Before Christmas and New Year's Eve, experts point out the unsavory dangers of popular holiday dishes.

Scientists from the Robert Koch Institute (RKI) write in the journal "Scientific Reports" that there is a connection between a contagious diarrhea and meat fondue and raclette.

The Federal Office for Consumer Protection and Food Safety (BVL) sees a risk from lead in game meat for certain groups of people.

A research team led by Bettina Rosner from the RKI wanted to know, based on a survey, whether in a group of patients who had developed Campylobacter enteritis - a diarrheal disease - shortly after the holidays, had eaten an above-average amount of fondue or raclette.

The comparison with a control group showed that there is a connection between these dishes and the occurrence of enteritis.

The effect was particularly noticeable on chickens.

In the group of people who fell ill after the holidays, the proportion of those who had eaten fondue or raclette with chicken was more than twice as high as in the control group.

Infections from raw meat

"Raw chicken is often contaminated with Campylobacter bacteria," writes the RKI.

Especially with meat fondue, but also with raclette, raw meat is also touched with bare fingers.

This increases the risk that germs from meat can get onto hands, other food and utensils and lead to infections in humans in this way.

For your own protection you should wash your hands thoroughly after contact with raw meat and clean kitchen utensils and preparation surfaces.

In addition, raw meat and foods that are consumed without further heating should be consistently separated.

According to the RKI, Campylobacter enteritis is the most common bacterial reportable disease in Germany with 60,000 to 70,000 reported cases per year.

In addition to fondue and raclette, some families swear by game dishes on the holidays.

However, due to the use of lead ammunition in hunting, game meat can contain lead, as the BVL emphasizes.

In analyzes of 75 wild sausage products, lead was detected in 72 percent of the cases, writes the BVL.

There is currently no limit value for lead in game meat.

Danger from increased lead concentration

"A total of seven samples were rejected, six of which were classified as" not suitable for consumption "and one sample was even classified as harmful," writes the BVL.

The higher the proportion of game meat, the higher the proven lead content in general.

Products with wild boar tend to be more polluted than sausages made from roe deer and deer.

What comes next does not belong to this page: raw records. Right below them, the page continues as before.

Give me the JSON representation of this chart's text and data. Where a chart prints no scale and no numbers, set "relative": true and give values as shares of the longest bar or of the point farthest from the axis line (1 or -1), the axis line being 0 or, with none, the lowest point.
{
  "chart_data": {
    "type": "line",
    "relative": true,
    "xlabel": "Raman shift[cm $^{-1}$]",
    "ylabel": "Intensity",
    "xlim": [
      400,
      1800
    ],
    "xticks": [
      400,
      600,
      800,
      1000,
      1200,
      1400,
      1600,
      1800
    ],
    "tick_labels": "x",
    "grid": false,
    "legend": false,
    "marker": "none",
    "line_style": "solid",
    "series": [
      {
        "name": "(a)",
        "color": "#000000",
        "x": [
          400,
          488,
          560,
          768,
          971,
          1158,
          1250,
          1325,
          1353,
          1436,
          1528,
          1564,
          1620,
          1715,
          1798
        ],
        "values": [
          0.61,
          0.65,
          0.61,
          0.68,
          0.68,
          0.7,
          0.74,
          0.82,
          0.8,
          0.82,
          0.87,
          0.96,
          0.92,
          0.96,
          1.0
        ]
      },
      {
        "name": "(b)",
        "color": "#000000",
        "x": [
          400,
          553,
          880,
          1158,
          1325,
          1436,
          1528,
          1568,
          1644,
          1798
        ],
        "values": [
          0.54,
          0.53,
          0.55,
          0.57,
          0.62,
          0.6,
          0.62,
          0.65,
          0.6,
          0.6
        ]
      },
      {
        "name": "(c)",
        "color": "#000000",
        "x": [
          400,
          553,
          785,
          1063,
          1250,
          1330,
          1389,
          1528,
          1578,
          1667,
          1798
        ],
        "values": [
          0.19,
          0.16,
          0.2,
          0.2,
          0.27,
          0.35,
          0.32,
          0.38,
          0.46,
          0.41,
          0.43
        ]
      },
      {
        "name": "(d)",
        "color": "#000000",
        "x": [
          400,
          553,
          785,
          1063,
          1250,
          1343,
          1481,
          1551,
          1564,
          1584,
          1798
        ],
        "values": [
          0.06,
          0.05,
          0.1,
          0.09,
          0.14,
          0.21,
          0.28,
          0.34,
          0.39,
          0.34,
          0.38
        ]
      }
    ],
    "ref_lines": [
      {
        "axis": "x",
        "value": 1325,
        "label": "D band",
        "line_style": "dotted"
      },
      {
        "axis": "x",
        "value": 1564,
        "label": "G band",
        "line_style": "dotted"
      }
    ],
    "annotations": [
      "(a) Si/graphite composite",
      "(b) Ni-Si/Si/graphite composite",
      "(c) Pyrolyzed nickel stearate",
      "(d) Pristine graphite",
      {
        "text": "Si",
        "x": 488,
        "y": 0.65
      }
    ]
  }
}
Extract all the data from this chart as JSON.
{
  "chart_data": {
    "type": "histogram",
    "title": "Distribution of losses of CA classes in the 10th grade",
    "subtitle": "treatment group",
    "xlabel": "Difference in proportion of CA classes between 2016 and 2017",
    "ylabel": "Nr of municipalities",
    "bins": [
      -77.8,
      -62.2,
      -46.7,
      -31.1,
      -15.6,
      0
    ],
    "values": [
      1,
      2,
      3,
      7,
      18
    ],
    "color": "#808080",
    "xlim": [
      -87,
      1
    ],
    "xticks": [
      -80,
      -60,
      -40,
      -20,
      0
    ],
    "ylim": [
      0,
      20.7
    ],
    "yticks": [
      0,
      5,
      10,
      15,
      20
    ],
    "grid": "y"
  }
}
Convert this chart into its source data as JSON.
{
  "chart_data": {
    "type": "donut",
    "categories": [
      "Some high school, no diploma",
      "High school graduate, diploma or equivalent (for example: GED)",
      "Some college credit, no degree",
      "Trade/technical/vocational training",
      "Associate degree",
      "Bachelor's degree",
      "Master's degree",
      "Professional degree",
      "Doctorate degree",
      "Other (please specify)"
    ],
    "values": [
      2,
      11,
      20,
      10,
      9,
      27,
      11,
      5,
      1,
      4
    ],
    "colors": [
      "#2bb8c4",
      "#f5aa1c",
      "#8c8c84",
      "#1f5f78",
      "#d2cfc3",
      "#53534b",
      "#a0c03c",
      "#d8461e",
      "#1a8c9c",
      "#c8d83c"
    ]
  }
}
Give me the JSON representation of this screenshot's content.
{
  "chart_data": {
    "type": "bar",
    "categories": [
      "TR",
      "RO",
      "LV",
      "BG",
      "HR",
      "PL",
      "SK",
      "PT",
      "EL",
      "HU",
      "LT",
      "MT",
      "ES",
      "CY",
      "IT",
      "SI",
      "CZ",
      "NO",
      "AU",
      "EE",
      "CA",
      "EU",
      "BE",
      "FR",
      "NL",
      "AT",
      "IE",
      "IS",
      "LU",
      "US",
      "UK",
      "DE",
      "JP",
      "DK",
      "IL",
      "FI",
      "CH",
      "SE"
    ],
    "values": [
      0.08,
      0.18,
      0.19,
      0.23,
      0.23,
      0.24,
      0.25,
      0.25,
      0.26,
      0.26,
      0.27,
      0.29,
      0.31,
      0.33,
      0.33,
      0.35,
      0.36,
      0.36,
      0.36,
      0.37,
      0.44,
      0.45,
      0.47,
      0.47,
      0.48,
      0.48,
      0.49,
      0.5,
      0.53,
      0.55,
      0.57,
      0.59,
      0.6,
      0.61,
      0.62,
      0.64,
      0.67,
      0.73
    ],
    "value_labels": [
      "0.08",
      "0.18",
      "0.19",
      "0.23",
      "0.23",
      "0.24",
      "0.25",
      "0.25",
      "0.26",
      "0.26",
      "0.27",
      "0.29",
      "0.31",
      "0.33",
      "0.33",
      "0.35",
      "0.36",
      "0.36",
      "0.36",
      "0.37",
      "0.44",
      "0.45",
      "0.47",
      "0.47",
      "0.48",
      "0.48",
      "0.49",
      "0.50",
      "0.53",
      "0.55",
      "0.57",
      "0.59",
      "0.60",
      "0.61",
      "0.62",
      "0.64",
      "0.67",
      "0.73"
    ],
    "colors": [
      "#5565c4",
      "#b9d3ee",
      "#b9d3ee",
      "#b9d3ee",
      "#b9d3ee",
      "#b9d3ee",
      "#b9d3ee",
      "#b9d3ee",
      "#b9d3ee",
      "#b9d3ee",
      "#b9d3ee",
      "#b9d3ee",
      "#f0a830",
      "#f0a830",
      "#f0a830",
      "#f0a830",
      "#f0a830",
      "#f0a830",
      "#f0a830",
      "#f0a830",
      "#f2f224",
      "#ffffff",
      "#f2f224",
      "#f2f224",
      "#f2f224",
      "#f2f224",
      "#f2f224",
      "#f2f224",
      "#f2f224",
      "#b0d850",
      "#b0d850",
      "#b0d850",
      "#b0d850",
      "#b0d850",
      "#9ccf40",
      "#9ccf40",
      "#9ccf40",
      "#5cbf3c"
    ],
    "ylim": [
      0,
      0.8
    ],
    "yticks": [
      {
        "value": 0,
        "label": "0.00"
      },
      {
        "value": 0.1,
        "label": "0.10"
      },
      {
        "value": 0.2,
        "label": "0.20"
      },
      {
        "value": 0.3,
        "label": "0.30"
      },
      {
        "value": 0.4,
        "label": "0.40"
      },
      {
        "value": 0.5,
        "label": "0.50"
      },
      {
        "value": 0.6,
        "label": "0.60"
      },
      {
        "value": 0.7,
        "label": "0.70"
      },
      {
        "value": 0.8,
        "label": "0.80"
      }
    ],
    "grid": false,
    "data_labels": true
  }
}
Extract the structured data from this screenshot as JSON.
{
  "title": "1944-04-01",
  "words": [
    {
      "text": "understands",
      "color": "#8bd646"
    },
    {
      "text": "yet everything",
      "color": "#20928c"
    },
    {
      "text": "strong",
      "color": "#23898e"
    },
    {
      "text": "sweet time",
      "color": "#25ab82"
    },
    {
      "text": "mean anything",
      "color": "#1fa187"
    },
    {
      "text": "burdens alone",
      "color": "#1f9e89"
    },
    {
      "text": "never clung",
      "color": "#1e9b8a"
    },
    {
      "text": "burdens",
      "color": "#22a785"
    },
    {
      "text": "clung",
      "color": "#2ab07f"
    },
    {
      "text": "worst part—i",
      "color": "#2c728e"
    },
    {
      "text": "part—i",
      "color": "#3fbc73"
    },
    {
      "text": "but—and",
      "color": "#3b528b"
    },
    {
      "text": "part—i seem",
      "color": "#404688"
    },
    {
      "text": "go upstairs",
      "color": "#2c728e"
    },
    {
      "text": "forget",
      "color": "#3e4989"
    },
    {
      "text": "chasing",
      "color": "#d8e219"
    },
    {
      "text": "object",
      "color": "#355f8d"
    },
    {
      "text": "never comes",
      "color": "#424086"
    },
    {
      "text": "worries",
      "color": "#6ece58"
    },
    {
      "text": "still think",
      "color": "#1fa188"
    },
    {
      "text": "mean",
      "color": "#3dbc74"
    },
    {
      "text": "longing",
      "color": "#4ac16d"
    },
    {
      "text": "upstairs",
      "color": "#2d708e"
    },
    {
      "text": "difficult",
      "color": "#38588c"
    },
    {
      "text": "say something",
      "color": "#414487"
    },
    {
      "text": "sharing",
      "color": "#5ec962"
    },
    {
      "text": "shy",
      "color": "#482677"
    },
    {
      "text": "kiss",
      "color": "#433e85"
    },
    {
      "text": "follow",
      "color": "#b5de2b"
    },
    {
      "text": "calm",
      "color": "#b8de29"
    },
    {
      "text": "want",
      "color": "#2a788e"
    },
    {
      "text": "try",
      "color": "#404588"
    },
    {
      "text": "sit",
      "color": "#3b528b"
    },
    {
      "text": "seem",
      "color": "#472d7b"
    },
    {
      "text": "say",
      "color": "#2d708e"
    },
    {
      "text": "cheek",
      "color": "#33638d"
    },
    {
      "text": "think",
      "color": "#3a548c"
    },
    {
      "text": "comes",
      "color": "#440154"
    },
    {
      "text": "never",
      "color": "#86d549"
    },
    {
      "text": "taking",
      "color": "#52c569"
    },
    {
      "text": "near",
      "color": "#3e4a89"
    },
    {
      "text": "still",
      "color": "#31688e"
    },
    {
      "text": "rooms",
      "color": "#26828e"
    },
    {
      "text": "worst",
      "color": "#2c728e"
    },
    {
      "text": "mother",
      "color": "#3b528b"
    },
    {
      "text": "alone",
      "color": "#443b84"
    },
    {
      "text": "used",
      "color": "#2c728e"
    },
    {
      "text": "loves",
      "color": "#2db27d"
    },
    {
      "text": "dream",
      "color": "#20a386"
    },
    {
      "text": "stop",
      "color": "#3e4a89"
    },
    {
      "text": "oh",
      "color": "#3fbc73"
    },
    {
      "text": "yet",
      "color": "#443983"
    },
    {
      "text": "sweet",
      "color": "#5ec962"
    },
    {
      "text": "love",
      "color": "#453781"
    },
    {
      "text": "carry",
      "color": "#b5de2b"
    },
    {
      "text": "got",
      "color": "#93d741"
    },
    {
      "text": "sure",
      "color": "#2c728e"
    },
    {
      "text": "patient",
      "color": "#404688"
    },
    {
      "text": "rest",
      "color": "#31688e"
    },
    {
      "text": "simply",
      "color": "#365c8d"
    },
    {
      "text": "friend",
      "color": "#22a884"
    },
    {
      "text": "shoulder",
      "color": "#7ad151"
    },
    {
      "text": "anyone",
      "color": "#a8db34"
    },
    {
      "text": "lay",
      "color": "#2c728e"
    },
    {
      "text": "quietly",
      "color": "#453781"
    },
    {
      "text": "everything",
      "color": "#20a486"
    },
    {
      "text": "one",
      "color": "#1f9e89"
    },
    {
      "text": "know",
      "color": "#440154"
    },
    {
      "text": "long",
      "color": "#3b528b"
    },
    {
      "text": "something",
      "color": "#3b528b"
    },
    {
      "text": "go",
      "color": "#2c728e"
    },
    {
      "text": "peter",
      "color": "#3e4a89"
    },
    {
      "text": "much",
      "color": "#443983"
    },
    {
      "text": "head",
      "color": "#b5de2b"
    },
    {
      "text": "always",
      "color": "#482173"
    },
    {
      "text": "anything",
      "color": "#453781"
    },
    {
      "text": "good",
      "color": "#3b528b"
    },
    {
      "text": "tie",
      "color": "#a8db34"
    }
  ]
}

"Even small amounts of lead are harmful," said Jan Backmann, chairman of the federal state consortium for consumer protection. According to the Federal Institute for Risk Assessment (BfR), increased lead concentrations in the human body can damage blood formation, internal organs such as the kidneys and the central nervous system and are deposited in the bones. "Risk groups such as children, pregnant women and women of childbearing age should therefore not eat game that has been shot with lead ammunition," said Backmann.

The BVL does not know from which countries the meat in the examined sausage products came.

"In Germany, lead-free rifle ammunition for hunting deer, roe deer and wild boar is now standard," said Torsten Reinwald, press spokesman for the German Hunting Association, when asked by the dpa.

More and more hunters were using bullets made from copper alloys and other alternatives.